While the authors are experienced with microdiskectomy in the human spine, there are some differences with respect to the gorilla spine that bears consideration when undertaking an operation such as this. In general, gorilla bones are thicker and the lumbar spine less lordotic compared to humans. While there is the same number of cervical vertebrae (seven in total), gorillas have one more thoracic vertebra and rib (thirteen), one less lumbar vertebra (four), and one more sacral vertebra than do humans (₁). Fortunately for us, the gorilla spine near the thoracolumbar junction is similar to the human thoracolumbar junction in size and configuration. The paraspinal musculature is similar to the human at this level also, while in contrast it is very thick in the cervical region relative to humans, reflecting the disproportionate upper body size in gorillas (Figure 6). In general, in the lower lumbar vertebrae and spine, human vertebral bodies are larger compared to those of the gorillas of the same approximate body weight. This enlargement may be the result of upright posture and locomotion in humans (₆).

Figure 6

Figure 6: MRI scan of gorilla’s cervical spine

The skin closure we chose was intended to minimize the profile of the wound and avoid an external dressing, as non human primates have a tendency to pick at wounds. For this reason, our patient was also separated from other animals, to prevent them from grooming the wound.
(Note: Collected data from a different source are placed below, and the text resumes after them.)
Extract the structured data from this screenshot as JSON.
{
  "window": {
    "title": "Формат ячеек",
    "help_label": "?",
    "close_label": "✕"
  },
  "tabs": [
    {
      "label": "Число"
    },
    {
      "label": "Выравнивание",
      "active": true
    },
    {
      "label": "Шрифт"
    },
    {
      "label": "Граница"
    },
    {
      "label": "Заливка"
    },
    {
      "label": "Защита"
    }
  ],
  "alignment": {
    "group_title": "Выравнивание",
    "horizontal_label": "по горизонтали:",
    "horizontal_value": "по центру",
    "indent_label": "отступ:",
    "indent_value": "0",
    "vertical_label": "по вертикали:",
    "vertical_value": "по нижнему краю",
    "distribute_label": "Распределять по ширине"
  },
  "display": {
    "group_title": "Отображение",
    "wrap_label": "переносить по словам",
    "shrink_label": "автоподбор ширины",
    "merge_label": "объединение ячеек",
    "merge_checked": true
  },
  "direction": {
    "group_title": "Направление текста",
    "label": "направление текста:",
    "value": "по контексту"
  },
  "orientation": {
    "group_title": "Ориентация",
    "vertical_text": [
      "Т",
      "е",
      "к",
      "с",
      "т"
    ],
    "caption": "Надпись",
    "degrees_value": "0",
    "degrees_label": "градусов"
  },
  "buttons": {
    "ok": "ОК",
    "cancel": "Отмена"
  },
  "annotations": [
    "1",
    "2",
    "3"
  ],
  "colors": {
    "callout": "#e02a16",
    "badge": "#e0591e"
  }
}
For best surgical results, one needs to consider the similarities and differences between the gorilla and human vertebral anatomy. We believe that careful pre-operative planning contributed to the good early post-operative result. Ultimate assessment of the long-term outcome will require additional follow-up.

Note: The San Diego Zoo is operated by the not-for-profit Zoological Society of San Diego. The Zoological Society of San Diego also manages the 2,200-acre San Diego Wild Animal Park and the Center for Reproduction of Endangered Species (CRES).